As these words left my mouth, a sense of disappointment roiled into the room, as if summoned, as if I’d purposely invoked it. My son breathed in this fog and then in one clean move, as if performing some kind of martial art, he pushed himself off the couch and leapt towards the stairs, which he took quickly, three at a time.
I used to be an actor. My son had never seen me act, but I’m sure he expected that I’d be able to come up with a plot of some sort, something solid, or at least involving a gun. But I’d lost interest in displays of drama, even dramatic things. Each day presented a protracted arc of innumerable duties, and I barely managed to stumble to the climax each night.

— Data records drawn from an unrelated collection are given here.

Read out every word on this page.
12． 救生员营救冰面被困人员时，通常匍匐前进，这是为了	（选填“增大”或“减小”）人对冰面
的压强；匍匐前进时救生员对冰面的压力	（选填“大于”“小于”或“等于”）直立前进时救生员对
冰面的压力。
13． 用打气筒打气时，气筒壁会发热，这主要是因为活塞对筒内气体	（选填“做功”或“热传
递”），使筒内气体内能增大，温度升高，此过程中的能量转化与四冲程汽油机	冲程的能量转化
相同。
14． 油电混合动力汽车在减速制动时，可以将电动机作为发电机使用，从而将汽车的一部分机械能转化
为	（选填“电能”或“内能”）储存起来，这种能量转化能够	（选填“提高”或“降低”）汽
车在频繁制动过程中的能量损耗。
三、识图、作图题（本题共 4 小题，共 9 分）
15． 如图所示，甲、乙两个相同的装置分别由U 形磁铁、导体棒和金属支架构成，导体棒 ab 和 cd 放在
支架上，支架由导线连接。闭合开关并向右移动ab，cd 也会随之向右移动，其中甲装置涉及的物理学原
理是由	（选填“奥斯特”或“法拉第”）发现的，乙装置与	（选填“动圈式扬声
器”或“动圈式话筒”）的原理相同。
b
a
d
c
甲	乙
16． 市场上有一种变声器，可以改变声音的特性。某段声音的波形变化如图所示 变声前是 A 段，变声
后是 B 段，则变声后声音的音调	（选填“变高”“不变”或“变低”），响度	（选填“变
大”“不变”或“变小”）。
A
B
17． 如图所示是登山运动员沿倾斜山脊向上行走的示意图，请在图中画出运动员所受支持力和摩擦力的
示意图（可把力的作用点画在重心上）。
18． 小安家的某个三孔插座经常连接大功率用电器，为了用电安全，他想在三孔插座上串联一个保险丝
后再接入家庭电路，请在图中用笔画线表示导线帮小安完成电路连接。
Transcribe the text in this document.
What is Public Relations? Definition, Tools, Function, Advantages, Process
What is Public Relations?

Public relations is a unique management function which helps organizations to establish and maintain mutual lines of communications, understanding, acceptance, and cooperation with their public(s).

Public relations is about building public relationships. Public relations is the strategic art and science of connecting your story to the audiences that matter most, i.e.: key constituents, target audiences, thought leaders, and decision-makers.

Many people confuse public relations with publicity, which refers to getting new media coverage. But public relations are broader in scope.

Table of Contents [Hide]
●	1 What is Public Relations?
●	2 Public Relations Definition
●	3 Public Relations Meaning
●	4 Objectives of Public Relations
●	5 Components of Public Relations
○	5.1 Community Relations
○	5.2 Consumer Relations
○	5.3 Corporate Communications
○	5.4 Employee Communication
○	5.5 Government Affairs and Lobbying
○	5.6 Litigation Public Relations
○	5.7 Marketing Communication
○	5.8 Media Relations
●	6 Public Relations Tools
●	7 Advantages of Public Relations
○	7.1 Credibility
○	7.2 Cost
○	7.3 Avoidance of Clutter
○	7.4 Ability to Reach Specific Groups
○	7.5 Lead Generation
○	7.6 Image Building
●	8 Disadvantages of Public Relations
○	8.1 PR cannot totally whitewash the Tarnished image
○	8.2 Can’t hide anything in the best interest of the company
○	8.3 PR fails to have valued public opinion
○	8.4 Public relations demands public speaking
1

I had slipped into that lukewarm bath of desperation, that is lukewarm by virtue of the fact that it is both numbing and scalding at the same instant. It is that quiet desperation mentioned by Thoreau, who if I remember correctly, never undertook the task of becoming a father. Apparently, however, he had glanced at the men who had. Actually, my desperation gets loud sometimes, but even then, it is never dramatic, not unless you consider the imperceptible motion of a glacier calmly pulverizing stone to be dramatic. Oh, it may have dramatic results, but that’s not the same thing. It is not a dramatic action, and that’s the thing that compels the attention of audiences and spectators alike.
In other words, the story of the shabby guy with the gun is more than enough for me.